Though action films are often decried as mindless, violent entertainment and dismissed as little more, Red Heat demonstrates that sometimes, the genre is capable of interest in genuine political ideas. Historically, it comes at an important moment, when the Soviet Union is nearing the brink of total collapse—the Berlin wall would fall in 1989, and the full dissolution would finally come in 1991. Red Heat illustrates the change; because Schwarzenegger was such a popular star around the world, including in the largely hermetically sealed Soviet Union, he and director Hill secured permission to shoot in Moscow in Red Square, a privilege not granted to many non-Russian film productions for the duration of the Cold War. The footage from inside the Soviet Union’s capitol marks an important shift that is just on the precipice of taking place.

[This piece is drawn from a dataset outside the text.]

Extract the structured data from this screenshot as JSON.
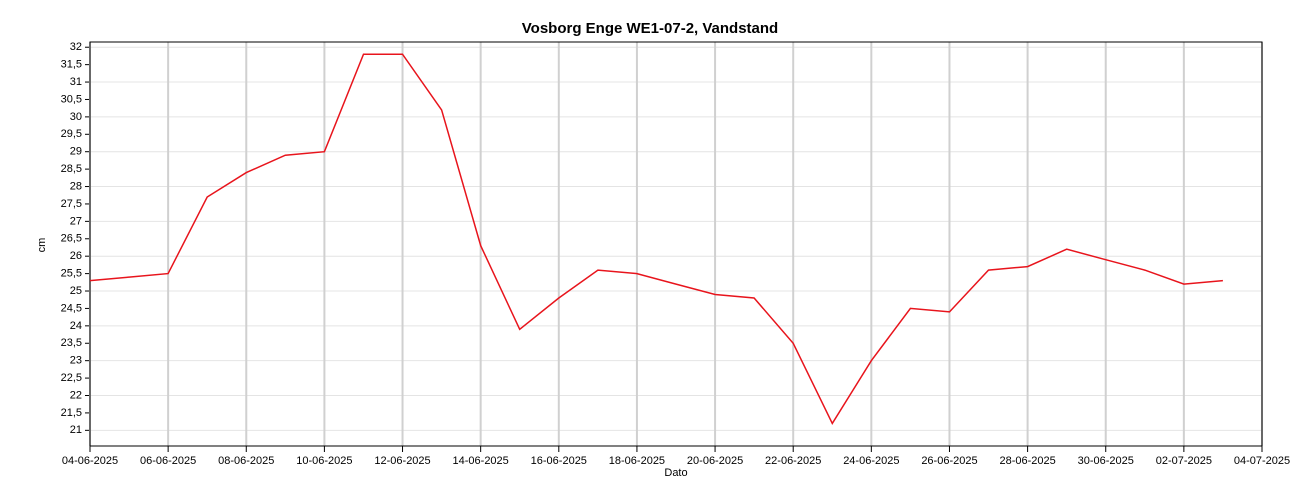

However, the political implications of Red Heat go further than just a few images from Moscow. It consistently asks us to consider the ramifications of these characters’ sets of beliefs. Danko seems to know that the ideology of the Soviet Union has limitations, and Ridzik is likewise skeptical of his own role as an American police officer, routinely breaking the rules in order to obtain information from suspects or informants. Unlike the anti-communist films of the 1950s, Red Heat addresses political ideas in a non-propagandistic way. The ideas are there, but they rest within the conventions of the action film without overwhelming them.
Some genres work very well as vehicles for hybridity because their conventions are permeable. The action film was born as a hybrid, with its reliance on Western and film noir conventions that combine in a variety of different ways. Because action began not as a genre of its own and more of a tactic that filmmakers used to move the story along, it is a natural fit for hybridity; think of the number of action films you know that blend with comedies, war films, heist movies, and more.
Hybridity in genre is ultimately a postmodern phenomenon that comes about when filmmakers want to combine two existing genres. In the best instances of those exercises in hybridity, the combination can reveal something interesting about each genre. When they are repurposed for new eras, genre hybrids potentially break new ground for both genres that make up the hybrid, creating new possibilities for exploration.